Optimization with Eigenvalues and Eigenvectors

  • Often come up in maximizing some function of a matrix (i.e. PCA)
  • The solution to the optimization problem $max_x x^TAx$ subject to $\Vert{x}\Vert = 1$ is $x_1$, the eigenvector corresponding to the largest eigenvalue.

Singular Value Decomposition

  • factorize a matrix into singular vectors and singular values
  • We have $A = UDV^T$
  • Here, $U$ and $V$ are orthogonal matrices and $D$ is a diagonal matrix.
  • $U$ corrseponds to the left singular vectors of $A$ which are the eigenvectors of $AA^T$. Similarly, $V$ corresponds to the right singular vectors of $A$ which are the eigenvectors of $A^TA$.
  • $D$'s diagonal entries correspond to $A$'s singular values, which are the square roots of the eigenvalues of $AA^T$.
  • The SVD is useful to compute the Moore-Penrose Psuedoinverse of nonsquare matrices.

Trace & Determinant

  • The trace operator gives the sum of all diagonal entries of a matrix: $Tr(A) = \sum_i A_{i,i}$. The trace is invariant to transpose.
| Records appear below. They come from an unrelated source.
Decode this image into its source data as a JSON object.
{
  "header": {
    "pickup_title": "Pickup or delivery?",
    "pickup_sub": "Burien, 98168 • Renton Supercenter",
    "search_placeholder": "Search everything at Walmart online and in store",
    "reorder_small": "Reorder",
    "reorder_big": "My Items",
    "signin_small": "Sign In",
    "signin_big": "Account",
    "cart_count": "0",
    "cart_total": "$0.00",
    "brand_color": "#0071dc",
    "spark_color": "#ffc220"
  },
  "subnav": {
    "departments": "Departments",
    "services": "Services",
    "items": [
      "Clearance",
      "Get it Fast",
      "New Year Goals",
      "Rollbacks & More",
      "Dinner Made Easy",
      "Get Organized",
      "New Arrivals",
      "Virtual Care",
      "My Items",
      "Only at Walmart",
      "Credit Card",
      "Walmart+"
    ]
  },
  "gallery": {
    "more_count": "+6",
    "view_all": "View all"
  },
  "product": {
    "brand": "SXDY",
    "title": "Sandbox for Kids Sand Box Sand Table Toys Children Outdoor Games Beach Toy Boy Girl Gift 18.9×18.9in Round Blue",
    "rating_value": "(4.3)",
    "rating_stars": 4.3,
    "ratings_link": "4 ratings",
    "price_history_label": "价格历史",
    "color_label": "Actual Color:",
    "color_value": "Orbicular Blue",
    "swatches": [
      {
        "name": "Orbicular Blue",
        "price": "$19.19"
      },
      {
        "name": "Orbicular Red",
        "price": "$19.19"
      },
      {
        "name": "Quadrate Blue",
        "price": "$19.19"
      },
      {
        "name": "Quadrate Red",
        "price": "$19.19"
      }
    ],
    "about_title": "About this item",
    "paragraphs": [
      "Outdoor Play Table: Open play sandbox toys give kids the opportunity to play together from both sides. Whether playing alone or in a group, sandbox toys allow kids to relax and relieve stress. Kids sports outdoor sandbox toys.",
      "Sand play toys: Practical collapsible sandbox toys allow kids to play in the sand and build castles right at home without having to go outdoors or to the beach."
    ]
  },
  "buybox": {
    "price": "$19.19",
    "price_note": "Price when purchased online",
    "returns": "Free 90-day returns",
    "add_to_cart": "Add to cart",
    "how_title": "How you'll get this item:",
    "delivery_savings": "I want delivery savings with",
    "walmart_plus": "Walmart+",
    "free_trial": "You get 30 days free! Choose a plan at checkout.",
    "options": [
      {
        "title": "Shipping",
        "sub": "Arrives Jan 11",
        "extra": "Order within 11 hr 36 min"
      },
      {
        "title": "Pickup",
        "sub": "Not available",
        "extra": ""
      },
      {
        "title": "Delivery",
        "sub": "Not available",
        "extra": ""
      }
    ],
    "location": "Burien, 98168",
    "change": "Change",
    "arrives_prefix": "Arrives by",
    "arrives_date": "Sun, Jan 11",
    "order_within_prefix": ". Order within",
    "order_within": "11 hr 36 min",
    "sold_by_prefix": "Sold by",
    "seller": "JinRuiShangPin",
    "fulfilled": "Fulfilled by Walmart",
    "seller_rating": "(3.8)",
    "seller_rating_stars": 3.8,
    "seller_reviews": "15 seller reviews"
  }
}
  • The Frobenius norm can be expressed in terms of the trace: $\Vert{A}\Vert_F = \sqrt{Tr(AA^T)}$

  • The determinant maps matrices to real-valued scalars. The determinant of a matrix is equal to the product of it's eigenvalues. It can be thought of a measure of how the matrix expand/contracts space.

  • The trace is the sum of all the eigenvalues, while the determinant is their product.